1 - La conception subjective de commercialité : Partant de la notion de profession commerciale et plus exactement de celle du professionnel commerçant, ce courant doctrinal n’échappait point à l’emprise de la conception archaïque de la profession – plus ou moins alignée à celle de corporation- caractérisée autrefois par une organisation rigide et pratiquement fermée régie par le droit musulman et surtout les usages professionnels dont l’observation sévère était surveillée et sanctionnée par le Mohtassib et l’Amine, aidés par les Ourafas, sorte de sages experts de chaque métier. Mais n’écartant point la compétence des autorités judiciaires du Makhzen et du Chraa. La profession commerciale de vient ici un genre de vie consistant dans l’exercice public, habituel et continu d’une activité commerciale. Une fois cette définition admise, il devient plus aisé de la dépasser en formulant une notion de l’entreprise. Cette notion de profession, caractérisée par la continuité dans le temps et la multiplicité infinie des affaires à réaliser, est la base de cette conception subjective.

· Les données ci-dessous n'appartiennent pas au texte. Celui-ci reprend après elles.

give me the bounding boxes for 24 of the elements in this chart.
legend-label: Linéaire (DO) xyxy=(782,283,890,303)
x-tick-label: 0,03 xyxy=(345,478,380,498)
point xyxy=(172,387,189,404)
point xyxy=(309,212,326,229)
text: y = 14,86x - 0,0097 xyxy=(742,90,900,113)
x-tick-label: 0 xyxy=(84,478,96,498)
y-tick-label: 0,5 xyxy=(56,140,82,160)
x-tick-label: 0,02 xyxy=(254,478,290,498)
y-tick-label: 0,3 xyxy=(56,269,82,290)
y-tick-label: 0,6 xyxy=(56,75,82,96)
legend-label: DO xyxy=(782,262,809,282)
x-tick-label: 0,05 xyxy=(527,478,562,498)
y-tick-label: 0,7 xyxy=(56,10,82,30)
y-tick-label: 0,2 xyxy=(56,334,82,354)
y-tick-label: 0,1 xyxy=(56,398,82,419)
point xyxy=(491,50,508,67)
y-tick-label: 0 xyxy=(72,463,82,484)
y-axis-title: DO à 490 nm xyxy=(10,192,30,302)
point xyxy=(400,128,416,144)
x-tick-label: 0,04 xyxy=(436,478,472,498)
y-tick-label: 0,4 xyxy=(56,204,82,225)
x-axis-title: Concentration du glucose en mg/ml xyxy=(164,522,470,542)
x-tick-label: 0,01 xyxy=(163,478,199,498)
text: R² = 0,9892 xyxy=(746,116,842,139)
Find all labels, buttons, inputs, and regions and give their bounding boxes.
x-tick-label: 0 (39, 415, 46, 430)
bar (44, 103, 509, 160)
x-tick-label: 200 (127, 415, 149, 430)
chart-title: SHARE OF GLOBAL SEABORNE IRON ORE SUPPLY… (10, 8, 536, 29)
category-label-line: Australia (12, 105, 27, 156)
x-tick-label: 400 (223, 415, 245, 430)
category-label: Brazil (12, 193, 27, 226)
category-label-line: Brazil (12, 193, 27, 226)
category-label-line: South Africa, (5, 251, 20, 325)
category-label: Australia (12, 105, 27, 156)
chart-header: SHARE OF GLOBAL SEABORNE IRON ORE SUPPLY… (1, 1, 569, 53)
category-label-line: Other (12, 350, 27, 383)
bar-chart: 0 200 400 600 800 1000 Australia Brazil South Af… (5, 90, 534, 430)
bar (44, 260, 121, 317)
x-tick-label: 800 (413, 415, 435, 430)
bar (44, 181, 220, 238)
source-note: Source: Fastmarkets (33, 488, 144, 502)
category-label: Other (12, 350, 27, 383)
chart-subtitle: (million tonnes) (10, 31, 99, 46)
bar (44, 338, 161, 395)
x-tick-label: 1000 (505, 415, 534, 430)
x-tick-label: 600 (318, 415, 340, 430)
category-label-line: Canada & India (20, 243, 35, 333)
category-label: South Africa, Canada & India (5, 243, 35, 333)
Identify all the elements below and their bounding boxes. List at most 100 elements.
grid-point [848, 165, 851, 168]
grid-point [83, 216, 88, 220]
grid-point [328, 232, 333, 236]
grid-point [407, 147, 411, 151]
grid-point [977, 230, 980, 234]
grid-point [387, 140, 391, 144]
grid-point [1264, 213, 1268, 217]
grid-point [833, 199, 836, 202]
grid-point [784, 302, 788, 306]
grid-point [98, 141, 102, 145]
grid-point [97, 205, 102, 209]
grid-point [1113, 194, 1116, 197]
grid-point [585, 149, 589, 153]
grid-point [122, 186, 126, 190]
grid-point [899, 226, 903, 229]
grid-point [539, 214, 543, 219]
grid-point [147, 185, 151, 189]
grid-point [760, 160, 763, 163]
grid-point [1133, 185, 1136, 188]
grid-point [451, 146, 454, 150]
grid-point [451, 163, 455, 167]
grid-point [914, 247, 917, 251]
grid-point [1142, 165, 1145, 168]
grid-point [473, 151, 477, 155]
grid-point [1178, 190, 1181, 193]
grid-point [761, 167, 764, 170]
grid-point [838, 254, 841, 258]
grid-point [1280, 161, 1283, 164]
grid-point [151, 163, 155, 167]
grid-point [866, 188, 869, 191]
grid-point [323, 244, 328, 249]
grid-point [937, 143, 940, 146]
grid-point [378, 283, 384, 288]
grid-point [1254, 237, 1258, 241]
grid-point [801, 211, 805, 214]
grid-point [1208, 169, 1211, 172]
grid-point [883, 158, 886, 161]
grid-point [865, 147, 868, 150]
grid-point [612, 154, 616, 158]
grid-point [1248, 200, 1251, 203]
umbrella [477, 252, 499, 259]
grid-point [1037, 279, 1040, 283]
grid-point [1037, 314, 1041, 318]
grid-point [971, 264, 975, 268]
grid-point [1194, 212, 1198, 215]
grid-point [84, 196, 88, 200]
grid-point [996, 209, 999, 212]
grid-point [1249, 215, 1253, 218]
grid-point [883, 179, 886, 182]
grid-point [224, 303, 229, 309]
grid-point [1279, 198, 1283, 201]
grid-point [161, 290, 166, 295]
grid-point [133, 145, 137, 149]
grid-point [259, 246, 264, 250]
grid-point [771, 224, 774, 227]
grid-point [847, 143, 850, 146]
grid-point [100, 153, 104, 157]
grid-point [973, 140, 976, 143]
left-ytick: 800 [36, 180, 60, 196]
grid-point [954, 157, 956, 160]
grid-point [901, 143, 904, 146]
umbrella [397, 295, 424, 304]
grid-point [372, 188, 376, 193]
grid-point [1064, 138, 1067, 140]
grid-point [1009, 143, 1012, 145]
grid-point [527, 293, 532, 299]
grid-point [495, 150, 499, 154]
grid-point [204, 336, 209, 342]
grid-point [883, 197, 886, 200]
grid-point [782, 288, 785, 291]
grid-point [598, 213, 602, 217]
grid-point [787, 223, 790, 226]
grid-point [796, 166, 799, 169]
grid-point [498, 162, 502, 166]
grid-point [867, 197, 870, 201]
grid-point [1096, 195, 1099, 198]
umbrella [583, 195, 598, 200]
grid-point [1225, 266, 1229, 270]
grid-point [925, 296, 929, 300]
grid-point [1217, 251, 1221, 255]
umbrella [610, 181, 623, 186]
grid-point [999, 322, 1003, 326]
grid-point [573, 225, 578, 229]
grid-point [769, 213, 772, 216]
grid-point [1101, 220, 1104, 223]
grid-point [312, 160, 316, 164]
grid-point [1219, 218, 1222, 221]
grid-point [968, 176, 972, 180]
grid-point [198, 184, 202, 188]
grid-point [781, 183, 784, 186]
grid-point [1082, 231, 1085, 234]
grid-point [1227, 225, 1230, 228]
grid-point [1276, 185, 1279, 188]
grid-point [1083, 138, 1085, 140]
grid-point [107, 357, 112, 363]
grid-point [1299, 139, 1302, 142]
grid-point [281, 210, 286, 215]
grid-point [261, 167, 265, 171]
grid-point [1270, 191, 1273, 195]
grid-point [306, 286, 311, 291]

2 - La conception objective de commercialité : 27

La commercialité objective part de la notion d’acte de commerce pour en déduire celle de commerçant et de profession. Cette conception tente d’éviter la partialité de celle subjective d’une part, et de coller au droit positif d’autre part, elle s’efforce de dégager ses éléments en s’inspirant de la liste donnée par les anciens codes français et marocain. Dans ce cadre, les auteurs essaient de déduire de la liste légale une conception qui fait la synthèse des éléments constituant le caractère commercial des actes énumérés. Pour y parvenir, ils tentent d’appliquer des critères dégagés de la vie économique. Ils retiennent alors les idées de circulation des biens et de spéculation qui caractérisent les activités des commerçant. L’idée de circulation, ainsi relevée par cette conception comme critère constituant le caractère commercial des actes de commerce, se trouve incapable de couvrir l’ensemble des opérations commerciales ayant la même nature et le même caractère pour la raison qu’elles ne figurent pas dans l’énumération législative des activités commerciales. Le caractère limitatif et hétérogène de la liste des actes de commerce affaiblit la conception objective de commercialité en refusant la commercialité à plusieurs opérations pour la simple raison qu’elles ne figurent pas dans la liste législative.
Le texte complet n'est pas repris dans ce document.